さて、本ゲーム、確かに普通にプレイしてても何となくスーパープレイを錯覚してしまうような演出が成されているとはいえ、実際の所ゲーム自体は結構難易度が高めに設定されているため、通しで見た際に意外と「チキンプレイになってんなー・・」と反省してしまう場合が往々にしてあります。
その最たる原因の一つは一発でも食らうと即死というルール、そして更に敵が四方八方から攻めてくる四面楚歌状態になるからで、たとえバレットタイム的能力があったとしてもギリギリ、みたいなシビアな設定になっており、何も考えなしにプレイすることが難しいゲームデザインになってしまっています。

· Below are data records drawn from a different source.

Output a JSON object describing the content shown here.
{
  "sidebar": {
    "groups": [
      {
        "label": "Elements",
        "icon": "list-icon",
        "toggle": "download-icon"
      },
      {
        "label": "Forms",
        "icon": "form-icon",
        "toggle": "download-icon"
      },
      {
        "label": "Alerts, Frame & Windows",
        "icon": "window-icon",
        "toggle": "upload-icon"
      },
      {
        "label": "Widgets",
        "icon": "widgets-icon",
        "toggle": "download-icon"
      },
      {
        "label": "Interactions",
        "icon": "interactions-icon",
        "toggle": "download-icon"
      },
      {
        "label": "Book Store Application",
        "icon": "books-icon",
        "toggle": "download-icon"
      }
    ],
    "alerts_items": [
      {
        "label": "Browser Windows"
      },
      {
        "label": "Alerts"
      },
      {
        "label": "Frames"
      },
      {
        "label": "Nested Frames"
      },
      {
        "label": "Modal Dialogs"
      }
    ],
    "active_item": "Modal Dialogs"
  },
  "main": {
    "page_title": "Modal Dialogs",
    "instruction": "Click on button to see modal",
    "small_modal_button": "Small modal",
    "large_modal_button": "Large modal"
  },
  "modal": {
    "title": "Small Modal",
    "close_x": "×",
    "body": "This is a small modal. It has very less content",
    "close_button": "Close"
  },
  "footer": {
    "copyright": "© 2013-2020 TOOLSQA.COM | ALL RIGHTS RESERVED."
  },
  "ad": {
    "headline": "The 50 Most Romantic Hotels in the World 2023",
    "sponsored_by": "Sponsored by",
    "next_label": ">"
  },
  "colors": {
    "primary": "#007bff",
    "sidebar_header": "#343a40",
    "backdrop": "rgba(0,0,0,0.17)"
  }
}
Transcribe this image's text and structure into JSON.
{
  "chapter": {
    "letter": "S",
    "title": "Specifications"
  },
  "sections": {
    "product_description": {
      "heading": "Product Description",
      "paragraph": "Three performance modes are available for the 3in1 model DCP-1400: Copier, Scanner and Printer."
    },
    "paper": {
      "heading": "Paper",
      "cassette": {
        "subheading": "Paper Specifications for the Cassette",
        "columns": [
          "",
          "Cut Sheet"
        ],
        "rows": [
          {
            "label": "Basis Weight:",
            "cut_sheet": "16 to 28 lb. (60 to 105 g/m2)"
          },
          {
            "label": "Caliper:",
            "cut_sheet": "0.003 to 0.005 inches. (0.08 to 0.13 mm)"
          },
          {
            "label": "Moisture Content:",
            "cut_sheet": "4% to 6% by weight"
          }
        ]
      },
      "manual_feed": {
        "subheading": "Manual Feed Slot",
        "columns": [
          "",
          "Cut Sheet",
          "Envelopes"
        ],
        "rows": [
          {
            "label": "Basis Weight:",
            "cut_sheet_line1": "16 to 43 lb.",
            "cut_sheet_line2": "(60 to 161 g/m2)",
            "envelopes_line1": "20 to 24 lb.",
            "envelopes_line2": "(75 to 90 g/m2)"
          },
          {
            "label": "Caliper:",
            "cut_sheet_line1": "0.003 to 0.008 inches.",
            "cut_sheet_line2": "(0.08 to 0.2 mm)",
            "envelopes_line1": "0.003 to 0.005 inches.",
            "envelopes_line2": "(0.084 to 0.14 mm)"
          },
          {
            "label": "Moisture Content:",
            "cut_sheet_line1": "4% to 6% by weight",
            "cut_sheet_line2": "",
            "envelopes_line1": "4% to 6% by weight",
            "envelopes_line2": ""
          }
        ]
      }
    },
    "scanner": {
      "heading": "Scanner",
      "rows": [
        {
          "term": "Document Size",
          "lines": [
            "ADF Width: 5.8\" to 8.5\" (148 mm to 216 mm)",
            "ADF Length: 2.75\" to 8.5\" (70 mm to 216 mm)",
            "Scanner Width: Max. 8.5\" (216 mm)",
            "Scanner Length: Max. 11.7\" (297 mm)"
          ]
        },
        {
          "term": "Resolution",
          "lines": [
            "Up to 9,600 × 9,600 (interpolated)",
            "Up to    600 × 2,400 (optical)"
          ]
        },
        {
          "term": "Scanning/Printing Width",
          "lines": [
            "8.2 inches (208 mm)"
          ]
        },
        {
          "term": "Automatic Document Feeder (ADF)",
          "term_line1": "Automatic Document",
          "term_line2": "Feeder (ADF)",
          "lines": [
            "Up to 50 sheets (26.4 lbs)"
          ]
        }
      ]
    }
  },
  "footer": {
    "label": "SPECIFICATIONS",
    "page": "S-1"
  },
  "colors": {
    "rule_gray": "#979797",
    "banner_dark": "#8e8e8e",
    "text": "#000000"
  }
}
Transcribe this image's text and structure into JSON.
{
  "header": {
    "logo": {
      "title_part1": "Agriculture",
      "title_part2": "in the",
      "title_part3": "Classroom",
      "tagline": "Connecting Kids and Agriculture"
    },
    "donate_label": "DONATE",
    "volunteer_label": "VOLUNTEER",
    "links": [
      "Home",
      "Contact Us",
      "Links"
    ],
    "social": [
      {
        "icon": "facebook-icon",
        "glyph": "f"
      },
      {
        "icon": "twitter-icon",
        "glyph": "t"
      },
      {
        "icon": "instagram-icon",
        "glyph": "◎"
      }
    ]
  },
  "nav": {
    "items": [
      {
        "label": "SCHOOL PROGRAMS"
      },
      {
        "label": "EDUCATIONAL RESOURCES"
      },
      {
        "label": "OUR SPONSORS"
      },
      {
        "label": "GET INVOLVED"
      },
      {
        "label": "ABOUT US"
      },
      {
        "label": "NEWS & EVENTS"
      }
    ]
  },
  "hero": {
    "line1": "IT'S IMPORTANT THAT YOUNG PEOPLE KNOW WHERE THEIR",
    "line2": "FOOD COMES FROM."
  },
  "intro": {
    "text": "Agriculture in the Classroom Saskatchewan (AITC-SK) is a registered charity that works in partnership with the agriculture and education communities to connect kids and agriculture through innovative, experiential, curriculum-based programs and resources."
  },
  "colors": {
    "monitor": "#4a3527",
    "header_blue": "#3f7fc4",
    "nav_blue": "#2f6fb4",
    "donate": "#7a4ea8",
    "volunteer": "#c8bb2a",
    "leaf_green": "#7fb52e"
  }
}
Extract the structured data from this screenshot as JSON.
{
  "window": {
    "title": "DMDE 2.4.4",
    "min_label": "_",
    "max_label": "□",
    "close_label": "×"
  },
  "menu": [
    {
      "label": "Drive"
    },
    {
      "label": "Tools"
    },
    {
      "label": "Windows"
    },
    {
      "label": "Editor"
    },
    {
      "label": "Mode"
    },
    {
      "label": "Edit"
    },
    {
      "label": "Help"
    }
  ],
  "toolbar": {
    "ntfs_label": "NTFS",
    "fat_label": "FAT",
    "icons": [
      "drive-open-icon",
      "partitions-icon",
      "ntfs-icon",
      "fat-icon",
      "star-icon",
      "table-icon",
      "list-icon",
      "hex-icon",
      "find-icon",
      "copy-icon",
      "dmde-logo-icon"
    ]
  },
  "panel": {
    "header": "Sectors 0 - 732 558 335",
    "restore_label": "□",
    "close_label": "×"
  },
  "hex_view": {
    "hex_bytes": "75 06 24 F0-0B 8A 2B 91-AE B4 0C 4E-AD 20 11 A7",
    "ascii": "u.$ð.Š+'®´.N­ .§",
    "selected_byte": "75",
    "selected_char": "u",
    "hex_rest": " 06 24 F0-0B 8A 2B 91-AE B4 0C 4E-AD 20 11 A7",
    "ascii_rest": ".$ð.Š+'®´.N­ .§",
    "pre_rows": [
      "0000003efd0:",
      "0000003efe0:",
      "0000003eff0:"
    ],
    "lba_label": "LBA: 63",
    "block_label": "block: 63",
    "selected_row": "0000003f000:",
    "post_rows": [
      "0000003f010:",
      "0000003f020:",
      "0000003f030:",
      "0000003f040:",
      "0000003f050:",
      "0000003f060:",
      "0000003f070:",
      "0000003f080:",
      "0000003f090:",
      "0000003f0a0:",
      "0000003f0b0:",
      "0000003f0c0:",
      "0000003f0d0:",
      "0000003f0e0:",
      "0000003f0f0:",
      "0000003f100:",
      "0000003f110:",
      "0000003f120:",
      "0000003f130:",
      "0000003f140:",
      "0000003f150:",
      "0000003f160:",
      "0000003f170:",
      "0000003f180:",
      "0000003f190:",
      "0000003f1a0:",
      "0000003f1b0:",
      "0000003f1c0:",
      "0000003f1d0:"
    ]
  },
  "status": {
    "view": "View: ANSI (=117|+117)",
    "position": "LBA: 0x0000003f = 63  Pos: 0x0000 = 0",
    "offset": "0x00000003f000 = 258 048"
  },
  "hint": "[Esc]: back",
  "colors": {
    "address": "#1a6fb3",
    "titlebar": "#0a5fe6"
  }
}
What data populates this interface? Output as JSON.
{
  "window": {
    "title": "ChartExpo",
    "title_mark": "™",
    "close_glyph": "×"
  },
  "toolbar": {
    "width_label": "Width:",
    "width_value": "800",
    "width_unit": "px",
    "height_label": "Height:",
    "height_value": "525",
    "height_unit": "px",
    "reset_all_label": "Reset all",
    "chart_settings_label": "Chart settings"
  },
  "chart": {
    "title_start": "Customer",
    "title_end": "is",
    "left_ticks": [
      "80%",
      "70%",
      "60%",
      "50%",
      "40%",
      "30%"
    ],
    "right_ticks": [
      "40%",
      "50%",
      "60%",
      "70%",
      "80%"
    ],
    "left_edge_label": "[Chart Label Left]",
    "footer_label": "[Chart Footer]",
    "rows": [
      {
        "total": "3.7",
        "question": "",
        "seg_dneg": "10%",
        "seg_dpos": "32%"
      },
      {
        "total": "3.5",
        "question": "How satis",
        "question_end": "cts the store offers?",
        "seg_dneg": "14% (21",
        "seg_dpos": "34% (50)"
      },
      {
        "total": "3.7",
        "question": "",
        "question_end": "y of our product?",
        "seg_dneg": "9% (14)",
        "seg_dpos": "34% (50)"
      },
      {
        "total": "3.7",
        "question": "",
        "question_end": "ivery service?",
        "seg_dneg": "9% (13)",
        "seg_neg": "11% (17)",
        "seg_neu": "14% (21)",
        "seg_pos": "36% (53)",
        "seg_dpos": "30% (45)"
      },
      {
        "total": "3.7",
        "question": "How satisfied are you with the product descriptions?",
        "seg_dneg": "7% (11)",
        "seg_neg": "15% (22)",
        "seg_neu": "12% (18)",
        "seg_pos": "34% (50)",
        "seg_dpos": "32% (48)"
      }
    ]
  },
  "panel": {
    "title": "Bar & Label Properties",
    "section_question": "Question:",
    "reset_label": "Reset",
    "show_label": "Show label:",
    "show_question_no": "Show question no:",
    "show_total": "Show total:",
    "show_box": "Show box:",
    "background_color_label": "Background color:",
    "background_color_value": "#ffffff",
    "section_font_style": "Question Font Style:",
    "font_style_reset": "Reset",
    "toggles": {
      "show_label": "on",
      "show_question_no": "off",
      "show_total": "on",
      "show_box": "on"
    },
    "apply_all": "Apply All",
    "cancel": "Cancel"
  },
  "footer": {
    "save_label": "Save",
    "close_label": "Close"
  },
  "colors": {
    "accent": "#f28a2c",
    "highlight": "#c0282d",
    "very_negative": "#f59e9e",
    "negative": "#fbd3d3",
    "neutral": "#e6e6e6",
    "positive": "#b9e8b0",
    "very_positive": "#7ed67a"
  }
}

そのため、「敵がまず最初にこう来るからここでこうする」、みたいな死に覚えゲー的な攻略になりがちです。
このゲームがFPSというよりかはパズルゲームのようだ、と揶揄されるのはまさにこれが原因なのですが、実際私も結構苦しめられました。
銃は撃っても、当然こちらの弾もゆっくり進むので、敵が動いていた場合到達地点を予想して撃たなければならず、これは結構慣れが必要です。すぐに弾切れになる仕様なので、あまりに銃に固執するとかえって危険ですね。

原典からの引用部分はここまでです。